A Gradient-based Approach for Online Robust Deep Neural Network Training with Noisy Labels
Yifan Yang, Alec Koppel, Zheng Zhang

TL;DR
This paper introduces OGRS, a gradient-based method for online training of deep neural networks that effectively detects and utilizes clean data in the presence of noisy labels, improving robustness and performance.
Contribution
It proposes a novel online gradient-based approach for robust deep learning with noisy labels, capable of automatically selecting clean samples without prior knowledge of data quality.
Findings
Outperforms state-of-the-art methods in various noisy label scenarios.
Theoretical proof of convergence to low-loss regions.
Effective in online streaming data environments.
Abstract
Learning with noisy labels is an important topic for scalable training in many real-world scenarios. However, few previous research considers this problem in the online setting, where the arrival of data is streaming. In this paper, we propose a novel gradient-based approach to enable the detection of noisy labels for the online learning of model parameters, named Online Gradient-based Robust Selection (OGRS).
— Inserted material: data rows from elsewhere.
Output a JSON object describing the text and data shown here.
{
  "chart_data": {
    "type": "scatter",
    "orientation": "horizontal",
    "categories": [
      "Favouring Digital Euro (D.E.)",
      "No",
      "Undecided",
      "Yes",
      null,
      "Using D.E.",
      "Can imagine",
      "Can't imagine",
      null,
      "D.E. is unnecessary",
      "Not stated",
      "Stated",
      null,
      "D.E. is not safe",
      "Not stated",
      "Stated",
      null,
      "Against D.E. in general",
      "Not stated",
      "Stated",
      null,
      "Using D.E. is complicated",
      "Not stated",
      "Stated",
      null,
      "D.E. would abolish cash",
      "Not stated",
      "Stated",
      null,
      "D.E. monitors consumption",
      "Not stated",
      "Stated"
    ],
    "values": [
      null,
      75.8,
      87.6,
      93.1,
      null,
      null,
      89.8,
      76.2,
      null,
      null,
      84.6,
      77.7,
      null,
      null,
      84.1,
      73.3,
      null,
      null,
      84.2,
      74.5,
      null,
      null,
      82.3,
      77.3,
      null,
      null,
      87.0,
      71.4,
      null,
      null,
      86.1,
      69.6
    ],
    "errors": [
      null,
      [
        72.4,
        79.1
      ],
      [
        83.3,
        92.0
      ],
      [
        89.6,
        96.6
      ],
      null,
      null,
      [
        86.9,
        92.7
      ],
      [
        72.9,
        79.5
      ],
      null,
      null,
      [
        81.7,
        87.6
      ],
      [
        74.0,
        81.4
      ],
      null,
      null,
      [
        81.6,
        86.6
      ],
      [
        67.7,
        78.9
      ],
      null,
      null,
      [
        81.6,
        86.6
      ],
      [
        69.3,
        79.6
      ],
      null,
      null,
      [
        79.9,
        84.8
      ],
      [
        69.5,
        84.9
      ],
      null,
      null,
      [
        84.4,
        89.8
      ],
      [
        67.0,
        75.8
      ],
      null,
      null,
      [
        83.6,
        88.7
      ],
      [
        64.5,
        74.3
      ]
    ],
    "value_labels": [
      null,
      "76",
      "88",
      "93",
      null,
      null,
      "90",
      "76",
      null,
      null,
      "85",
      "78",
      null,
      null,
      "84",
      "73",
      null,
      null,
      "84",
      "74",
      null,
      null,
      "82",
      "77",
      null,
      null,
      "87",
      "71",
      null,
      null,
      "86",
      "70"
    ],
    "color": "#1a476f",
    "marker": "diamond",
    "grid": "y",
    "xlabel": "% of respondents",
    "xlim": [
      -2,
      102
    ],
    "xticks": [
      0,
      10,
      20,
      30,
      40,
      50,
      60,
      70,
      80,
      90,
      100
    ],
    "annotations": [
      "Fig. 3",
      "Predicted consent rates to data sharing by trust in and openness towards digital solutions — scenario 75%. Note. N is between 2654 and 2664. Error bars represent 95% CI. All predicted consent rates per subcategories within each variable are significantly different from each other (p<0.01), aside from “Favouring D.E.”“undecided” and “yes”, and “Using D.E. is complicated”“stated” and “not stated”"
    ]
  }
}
In contrast to the previous sample selection approach for the offline training that requires the estimation of a clean ratio of the dataset before each epoch of training, OGRS can automatically select clean samples by steps of gradient update from datasets with varying clean ratios without changing the parameter setting. During the training process, the OGRS method selects clean samples at each iteration and feeds the selected sample to incrementally update the model parameters.…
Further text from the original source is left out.